Europa – Fortsetzung der alten Geschichte # 178

Wie der gekränkte Liebhaber, Zeus, doch noch Rache nehmen will.

Der Obergott liegt auf seinem weichen Diwan – Hera, seine Gattin, liest nebenan mal wieder seiner Tochter Athena die Leviten – und weidet sich an seiner schlechten Laune: Die stolze Prinzessin aus Phönizien! Sie hat ihn sitzen lassen! Dabei hatte der Trick mit dem Stier doch gut geklappt. Jetzt spielt sie in Kreta mit ihren Söhne die Regentin. Unerträglich. Und seine Brüder? Kein Verlass auf deren Hilfe.

„Wenn ich jetzt nicht selbst handle, ist sicher die letzte Gelegenheit vertan!“ sinniert Zeus vor sich hin. Wütend starrt er in seinen Pokal. Er hat keinen Durst mehr. Ihm ist übel.

„Vater, was sagst du denn dazu?“ ruft Athena empört, als sie plötzlich herein stürmt. Hera hatte ihr gerade erklärt, es sei unschicklich, jungen Männern in Athen Beistand zu versprechen: Der zu zahlende Tribut an Kreta sei nun mal zu zahlen. Punkt.

„Ich? Äh, also, ich, äh…“ Zeus weiß nicht, was er Kluges seiner Tochter antworten könnte.
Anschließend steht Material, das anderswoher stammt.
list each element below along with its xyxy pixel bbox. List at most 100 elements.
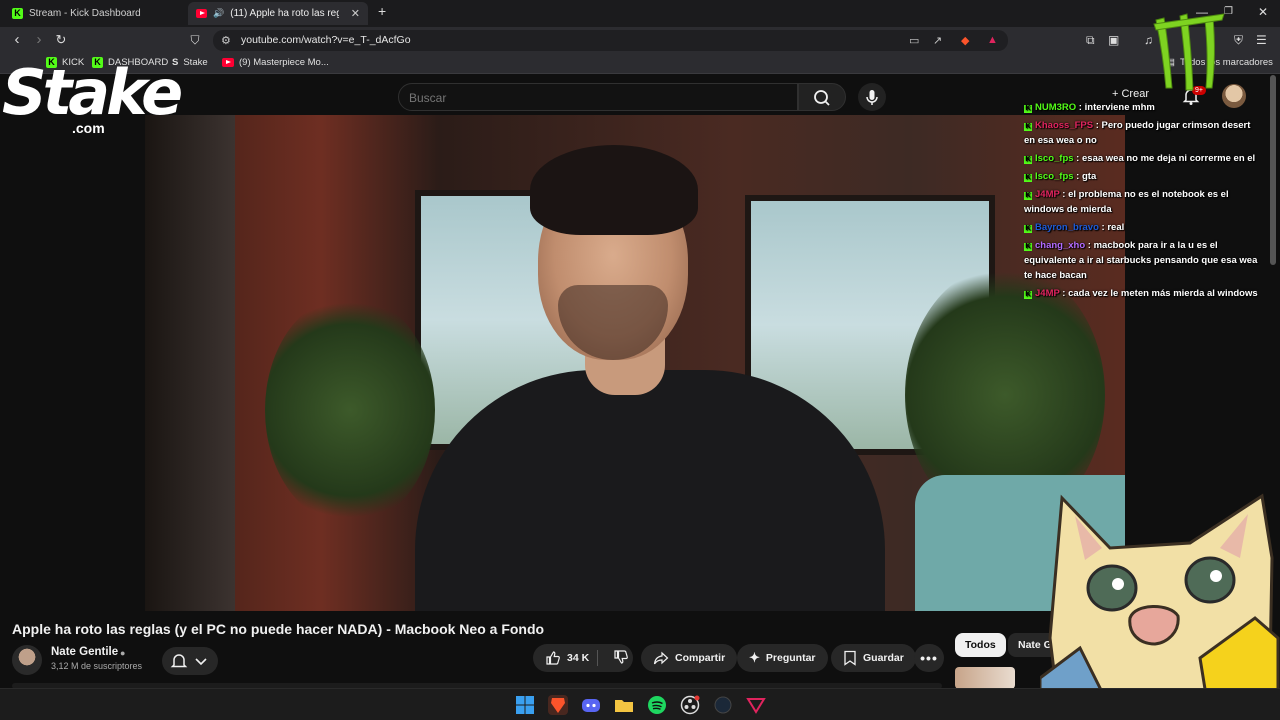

Dann beginnt er aber einfach zu sprechen und wundert sich selbst, was dabei aus ihm heraus sprudelt:

„Och, ich wollte sowie so demnächst mal wieder nach Kreta fliegen, da könnte ich ja versuchen, beim Rat der Alten ein paar Ideen in dieser Tribut-Geschichte vorzuschlagen.“

„Wirklich? Das würdest du tun?“ Athena umarmt ihren Vater überschwänglich und küsst ihn auf seine uralten Lederwangen.

„Danke, danke, danke!“

„Schon gut, schon gut!“ erwidert Zeus geschmeichelt Athena. Jetzt hat er sogar einen triftigen Grund, nach Kreta zu reisen. Hera kann also keinen Verdacht schöpfen.

Hera wundert sich zwar, wieso er gleich heute noch los will, aber was soll’s? Im Grunde ist sie froh, wenn ihr Mann mal wieder frische Luft schnuppern geht. Nur hier im Olymp herum hängen, tut ihm gar nicht gut. Nur schlechte Laune tagein tagaus.

Und schon macht er sich auf den Weg. Athena und Hera winken noch hinter ihm her.

Was ist denn da los? Zeus wundert sich, dass im Hafen von Heraklion so viele Kreter herum laufen, sogar der Rat der Alten ist vor Ort. Was geht da vor? Dann hält er erschrocken die Luft an: Da ist sie ja, diese arrogante Frau. Europa. Wie sie lächelt, wie sie ihre Söhne anstrahlt! Ekelhaft. Sicher alles nur Theater, denkt Zeus. Aber er will die Gelegenheit gleich beim Schopfe fassen. Federleicht mischt er sich unter die Leute und schon steht er neben Berberdus, dem Ratsvorsitzenden.

„Was gibt es denn da zu jubeln? Die Fremde bringt doch nur Unglück über die Insel.“ zischt Zeus dem Alten ins Ohr. Berberdus dreht sich verdutzt um, starrt den Mann einen Augenblick misstrauisch an.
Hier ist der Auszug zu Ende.